I thought edible mushrooms required dark to grow?
We kept it because we loved the but of moss and lichen growing on the table top. I use it to hold my small collection of succulent pots over the summer (I naively hope when it does finally collapse it will just sink down gracefully rather than a dramatic crash)
Over the years the moss has spread and there are different types and one of hardy training succulents (name escapes me at the moment) has rooted and is growing on the table.
I guess we will get fungi when it gets to that stage of rot - that would definitely be a warning sign to move my pots 😂
East facing, top of a hill clay-loam, cultivated for centuries (7 years by me).

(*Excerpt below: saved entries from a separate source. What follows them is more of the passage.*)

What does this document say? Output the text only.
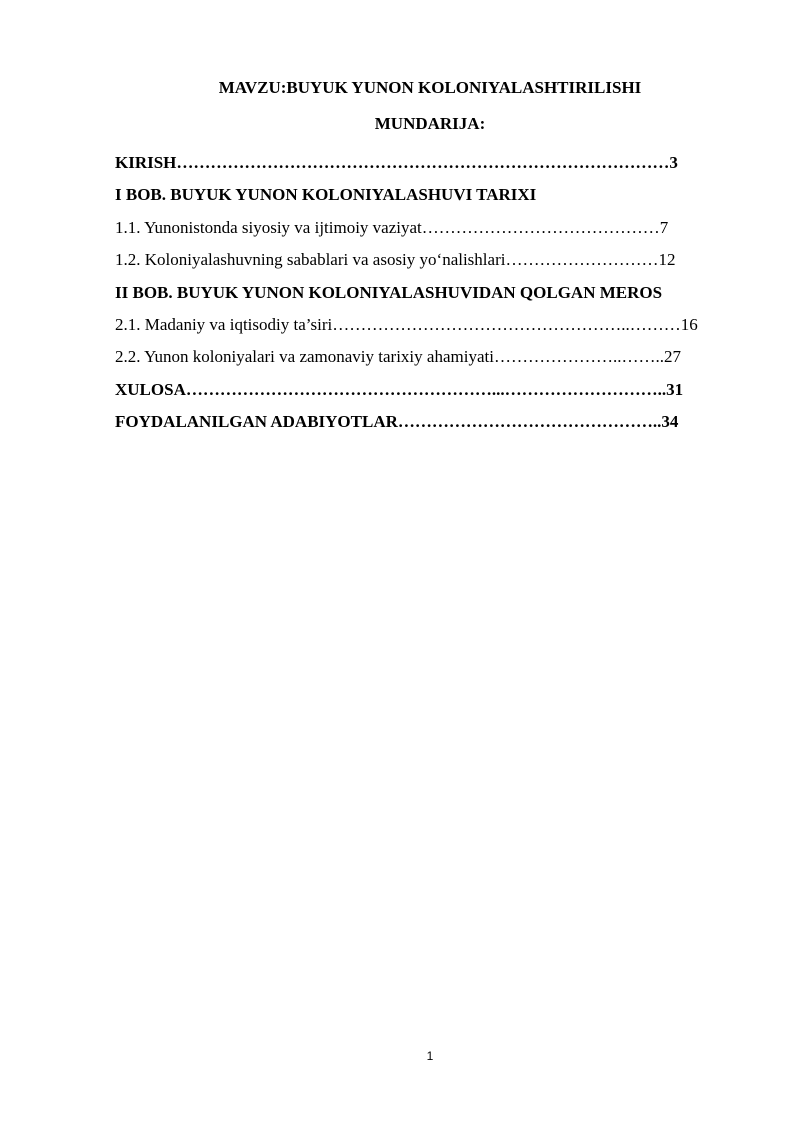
MAVZU:BUYUK YUNON KOLONIYALASHTIRILISHI
MUNDARIJA:
KIRISH……………………………………………………………………………3
I BOB. BUYUK YUNON KOLONIYALASHUVI TARIXI
1.1. Yunonistonda siyosiy va ijtimoiy vaziyat……………………………………7
1.2. Koloniyalashuvning sabablari va asosiy yo‘nalishlari………………………12
II BOB. BUYUK YUNON KOLONIYALASHUVIDAN QOLGAN MEROS
2.1. Madaniy va iqtisodiy ta’siri……………………………………………..………16
2.2. Yunon koloniyalari va zamonaviy tarixiy ahamiyati…………………..……..27
XULOSA………………………………………………...………………………..31
FOYDALANILGAN ADABIYOTLAR………………………………………..34
1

Birmingham
I agree a picture would be more helpful than an insult.
Gardening in Central Norfolk on improved gritty moraine over chalk ... free-draining.
If you are allergic to some types of mushrooms then that sounds like it's something you'd be wisest to avoid, especially if you are thinking of growing edible mushrooms. Other people won't be able to advise you on which ones you would or wouldn't be allergic to over the internet, it just wouldn't be safe. Also, growing them outside would risk wild species colonising and getting mixed in, which could mean you'd poison yourself if you couldn't tell them apart reliably. I'd steer clear.
In terms of flowers, a quick Google search suggested growing annuals in stumps, as then you can chop and change them each year (and I guess wouldn't outgrow your table legs in the way a perennial might), so maybe think about what kind of colours and effect you would like and see if there's anything you could sow each year that would fit the bill?
A picture would help other people to visualise what you have got to work with and what might work to create the effect that you are after. Sometimes it's hard to imagine possibilities without having a good picture of what the available resources look like. Otherwise people are just going on what you've written.
Also, @Inglezinho as you garden in Brazil where conditions and possibly resources may well be different to those within the experience of most members here.
Gardening in Central Norfolk on improved gritty moraine over chalk ... free-draining.